Und das ist ein wichtiger Punkt, damit das Konzept der Basisapplikation funktioniert:
Dieses erste Minimalsystem muss den eigentlichen Zweck des Softwareprogramms erfüllen im Sinne einer emotionalen Erfüllung. Zur Erinnerung: Das ist, was eine Entwicklung antreibt. Es ist wie ein innerer Sog, der nach Erfüllung strebt. Die Erfüllung innerer Bedürfnisse hat eine ganz bestimmte Empfindungsqualität.

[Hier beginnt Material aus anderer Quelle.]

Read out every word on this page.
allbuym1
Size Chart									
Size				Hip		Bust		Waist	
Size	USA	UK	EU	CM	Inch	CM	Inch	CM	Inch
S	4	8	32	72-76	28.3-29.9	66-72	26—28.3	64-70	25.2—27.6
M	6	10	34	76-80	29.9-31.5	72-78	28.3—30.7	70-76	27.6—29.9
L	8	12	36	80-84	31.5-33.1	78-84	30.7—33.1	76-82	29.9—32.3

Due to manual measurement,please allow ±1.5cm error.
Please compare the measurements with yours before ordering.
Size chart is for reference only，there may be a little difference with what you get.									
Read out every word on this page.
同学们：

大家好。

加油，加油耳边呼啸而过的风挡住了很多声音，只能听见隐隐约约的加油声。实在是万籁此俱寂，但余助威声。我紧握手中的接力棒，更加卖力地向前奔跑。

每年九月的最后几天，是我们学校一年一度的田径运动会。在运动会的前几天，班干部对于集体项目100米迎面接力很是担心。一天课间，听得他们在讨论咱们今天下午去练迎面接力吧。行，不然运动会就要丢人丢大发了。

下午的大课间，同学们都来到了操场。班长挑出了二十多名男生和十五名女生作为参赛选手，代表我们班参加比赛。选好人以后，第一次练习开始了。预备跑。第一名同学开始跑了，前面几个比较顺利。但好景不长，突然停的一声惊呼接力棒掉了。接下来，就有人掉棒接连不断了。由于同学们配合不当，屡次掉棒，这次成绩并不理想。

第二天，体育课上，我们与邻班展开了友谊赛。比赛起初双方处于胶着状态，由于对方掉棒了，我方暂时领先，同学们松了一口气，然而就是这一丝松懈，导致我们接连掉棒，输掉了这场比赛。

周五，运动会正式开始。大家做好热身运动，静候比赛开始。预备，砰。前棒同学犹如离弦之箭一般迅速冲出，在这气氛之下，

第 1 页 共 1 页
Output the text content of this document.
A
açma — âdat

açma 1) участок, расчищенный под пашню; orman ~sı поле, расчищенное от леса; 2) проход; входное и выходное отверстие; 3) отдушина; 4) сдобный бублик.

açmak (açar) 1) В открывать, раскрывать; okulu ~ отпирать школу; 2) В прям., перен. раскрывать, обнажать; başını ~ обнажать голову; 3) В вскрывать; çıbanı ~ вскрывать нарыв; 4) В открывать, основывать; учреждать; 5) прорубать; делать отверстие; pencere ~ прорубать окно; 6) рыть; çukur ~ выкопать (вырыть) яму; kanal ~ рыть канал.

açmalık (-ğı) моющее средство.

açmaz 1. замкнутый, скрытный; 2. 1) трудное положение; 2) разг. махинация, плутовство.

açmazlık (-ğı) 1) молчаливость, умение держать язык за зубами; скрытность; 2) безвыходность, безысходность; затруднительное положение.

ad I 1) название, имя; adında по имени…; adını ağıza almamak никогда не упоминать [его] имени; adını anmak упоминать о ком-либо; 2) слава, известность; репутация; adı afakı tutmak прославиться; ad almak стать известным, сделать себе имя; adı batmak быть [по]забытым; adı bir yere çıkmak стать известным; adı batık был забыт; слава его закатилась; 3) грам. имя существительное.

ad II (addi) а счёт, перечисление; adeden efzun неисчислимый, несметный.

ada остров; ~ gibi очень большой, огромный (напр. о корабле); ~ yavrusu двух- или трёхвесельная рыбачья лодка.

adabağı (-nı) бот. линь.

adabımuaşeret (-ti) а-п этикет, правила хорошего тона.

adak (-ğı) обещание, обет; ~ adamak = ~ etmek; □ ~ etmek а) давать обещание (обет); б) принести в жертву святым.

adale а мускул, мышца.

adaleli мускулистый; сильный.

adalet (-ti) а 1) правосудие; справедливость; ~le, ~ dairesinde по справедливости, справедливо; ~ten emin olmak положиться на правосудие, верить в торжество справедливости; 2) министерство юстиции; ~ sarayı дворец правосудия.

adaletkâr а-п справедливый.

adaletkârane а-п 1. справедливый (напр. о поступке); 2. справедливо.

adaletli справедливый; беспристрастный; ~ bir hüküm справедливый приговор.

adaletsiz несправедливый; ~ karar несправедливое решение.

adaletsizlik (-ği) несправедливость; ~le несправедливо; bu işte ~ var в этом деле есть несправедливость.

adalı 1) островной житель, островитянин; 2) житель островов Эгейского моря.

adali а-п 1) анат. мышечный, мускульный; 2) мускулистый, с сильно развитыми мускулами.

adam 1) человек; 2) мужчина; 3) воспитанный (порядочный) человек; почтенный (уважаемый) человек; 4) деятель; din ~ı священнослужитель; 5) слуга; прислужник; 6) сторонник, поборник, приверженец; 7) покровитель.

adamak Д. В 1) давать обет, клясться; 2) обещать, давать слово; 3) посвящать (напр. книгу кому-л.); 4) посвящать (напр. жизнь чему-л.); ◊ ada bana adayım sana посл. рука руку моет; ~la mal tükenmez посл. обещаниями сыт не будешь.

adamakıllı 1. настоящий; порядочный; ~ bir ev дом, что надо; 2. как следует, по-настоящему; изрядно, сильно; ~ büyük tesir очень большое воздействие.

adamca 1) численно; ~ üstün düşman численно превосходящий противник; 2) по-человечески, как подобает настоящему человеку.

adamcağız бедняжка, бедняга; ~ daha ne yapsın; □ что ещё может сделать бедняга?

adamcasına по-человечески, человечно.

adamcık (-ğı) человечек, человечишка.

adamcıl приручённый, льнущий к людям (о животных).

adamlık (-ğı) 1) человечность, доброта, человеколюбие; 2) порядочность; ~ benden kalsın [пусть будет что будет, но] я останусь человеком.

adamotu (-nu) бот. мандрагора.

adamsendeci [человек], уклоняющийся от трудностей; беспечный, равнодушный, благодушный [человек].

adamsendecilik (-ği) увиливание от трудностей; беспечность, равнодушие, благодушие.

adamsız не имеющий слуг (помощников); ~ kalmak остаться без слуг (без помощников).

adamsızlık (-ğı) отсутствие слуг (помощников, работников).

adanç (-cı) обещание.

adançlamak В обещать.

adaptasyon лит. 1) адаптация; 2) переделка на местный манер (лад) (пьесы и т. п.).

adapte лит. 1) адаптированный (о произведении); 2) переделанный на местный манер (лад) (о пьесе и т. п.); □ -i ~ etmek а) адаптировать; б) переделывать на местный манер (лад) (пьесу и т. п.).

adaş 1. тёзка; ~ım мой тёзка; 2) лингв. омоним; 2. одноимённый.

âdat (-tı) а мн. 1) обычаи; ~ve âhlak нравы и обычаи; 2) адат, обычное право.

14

Und die muss durch die Basisapplikation erreicht werden.
Bevor die Basisapplikation in ein paar Stunden entwickelt werden kann, gilt es eine geistige Vorarbeit zu leisten, die durchaus auch Tage oder Wochen in Anspruch nehmen kann:
- Den eigentlichen Zweck oder die Hauptfunktion der Software verstehen und ggf. auch aus einer ganzen Liste herausfinden: Was treibt denjenigen tatsächlich an, der die Entwicklung einer Software initiiert hat?
- Eine Möglichkeit finden, diese Hauptfunktion in kürzester Zeit als voll einsetzbare Applikation in die Welt zu setzen.
"Ja, aber warum dieser Stress?" werden manche fragen. "Warum muss es in ein paar Stunden oder höchstens ein paar Tagen gehen?"
Dafür gibt es folgende Gründe:
- Systeme, die auf diese Weise entwickelt werden, haben nicht selten eine erstaunliche auf ihrer Einfachheit beruhende Eleganz und Qualität.
- Das Herausfiltern der Hauptfunktion lässt zahlreiche Leistungsmerkmale hintenrunterfallen, die zwar sinnvoll klingen, aber in der Praxis einfach nur überflüssig im System rumfliegen würden. (Wenn sie sich hartnäckig als nötig erweisen, kann man sie ja immer noch dazuentwickeln.)
- Die Fixierung auf eine ganz kurze Entwicklungszeit schließt Verfahren und Methoden von vornherein aus, die dem im Wege stehen.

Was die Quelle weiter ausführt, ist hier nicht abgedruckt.